PROLA also has an expanded repertoire of previously published material: Physical Review, Physical Review Letters and Reviews of Modern Physics are online back to 1981. When completed, the archive will consist of all of Physical Review back to 1893, all of Physical Review Letters back to its origin in 1958, and all of Reviews of Modern Physics back to its inception in 1929. The project is scheduled for completion within this calendar year. "PROLA can bring 100 years of physics to every researcher's desk," says Barbara Hicks, APS Associate Publisher.
The PROLA project was first prototyped by APS in 1993 at Los Alamos National Laboratory, with the original goal of creating a searchable index for Physical Review from the legacy data used to typeset the journals. Soon thereafter the Naval Research Laboratory joined to provide scanning on a cooperative basis. APS took over direct management of the project in the summer of 1997 and moved it entirely in house in May, 1998. Mark Doyle, a physicist in the Long Island office who is Manager of Product Development, took over the project, and by the end of the year the server was launched with an archive of online copies of Physical Review from 1985 through 1996. The majority of the collection consists of scanned images of the printed journals available as either GIF images or as PDF files. In addition to the scanned images, the front and back matter of the articles is rekeyed. PROLA uses this, coupled with a bibliographic database, as the basis for its search index and reference linking. Full text searching will be available using optical character recognition on the scanned images.

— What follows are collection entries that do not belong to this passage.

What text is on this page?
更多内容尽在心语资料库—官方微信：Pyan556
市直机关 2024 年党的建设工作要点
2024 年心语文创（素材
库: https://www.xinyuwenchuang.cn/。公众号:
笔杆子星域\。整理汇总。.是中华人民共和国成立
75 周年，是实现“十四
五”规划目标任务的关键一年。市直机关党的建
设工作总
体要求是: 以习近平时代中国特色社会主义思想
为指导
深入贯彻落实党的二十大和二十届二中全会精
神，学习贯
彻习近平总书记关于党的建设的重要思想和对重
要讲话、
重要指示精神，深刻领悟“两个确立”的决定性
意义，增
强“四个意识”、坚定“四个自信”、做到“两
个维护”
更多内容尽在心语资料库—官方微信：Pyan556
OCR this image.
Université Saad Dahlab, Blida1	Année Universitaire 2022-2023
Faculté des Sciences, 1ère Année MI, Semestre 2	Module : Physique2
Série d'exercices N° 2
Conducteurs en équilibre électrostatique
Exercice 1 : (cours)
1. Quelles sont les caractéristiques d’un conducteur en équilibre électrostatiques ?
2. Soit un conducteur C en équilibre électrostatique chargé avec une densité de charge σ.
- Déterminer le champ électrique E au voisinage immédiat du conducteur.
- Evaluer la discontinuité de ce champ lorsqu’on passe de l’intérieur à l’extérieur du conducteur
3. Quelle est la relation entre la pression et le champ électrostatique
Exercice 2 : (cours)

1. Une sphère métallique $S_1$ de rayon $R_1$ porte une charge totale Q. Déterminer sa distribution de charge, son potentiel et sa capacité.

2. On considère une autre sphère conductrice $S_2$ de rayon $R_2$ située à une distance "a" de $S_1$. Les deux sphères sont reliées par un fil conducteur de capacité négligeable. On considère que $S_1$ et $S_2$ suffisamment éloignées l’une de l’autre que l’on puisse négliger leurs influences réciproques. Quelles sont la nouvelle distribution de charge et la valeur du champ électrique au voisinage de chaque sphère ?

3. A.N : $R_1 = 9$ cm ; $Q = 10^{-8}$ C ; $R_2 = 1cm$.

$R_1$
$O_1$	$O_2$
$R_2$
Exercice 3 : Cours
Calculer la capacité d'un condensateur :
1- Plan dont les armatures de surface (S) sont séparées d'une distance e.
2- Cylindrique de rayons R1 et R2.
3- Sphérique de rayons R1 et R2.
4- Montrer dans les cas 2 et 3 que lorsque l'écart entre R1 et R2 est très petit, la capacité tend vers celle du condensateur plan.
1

The quality of the pre-1985 material has been improved by scanning the articles at a higher resolution. In response to membership requests, internal article references are now linked to external resources (at AIP and SLAC, among other sites), although this feature is currently limited for the time being to the 1997 APS journals. Subscribers can now view references displayed with abstracts, while non-subscribers may purchase individual articles from PROLA with their credit cards. Each year the most recent content will be updated as material is transferred into PROLA from current journal files.
Those who will be using PROLA's search capabilities will be pleased to hear that replacing the current search engine is a top short-term priority for the PROLA staff. Material dating before 1981 will be added continually, and the new reference linking feature will be extended to all of PROLA, along with the integration of links to citing articles. Bandwidth-challenged users will also soon have the option to download lower-resolution PDF files.
Future plans include implementing new external linking resources, and rescanning all of the articles from 1985-1996 at the higher quality level. In addition, the APS has entered into an agreement with the Library of Congress to provide a long-term repository for the files that are in PROLA, and is negotiating for a live mirror site at a major university to further improve access and availability.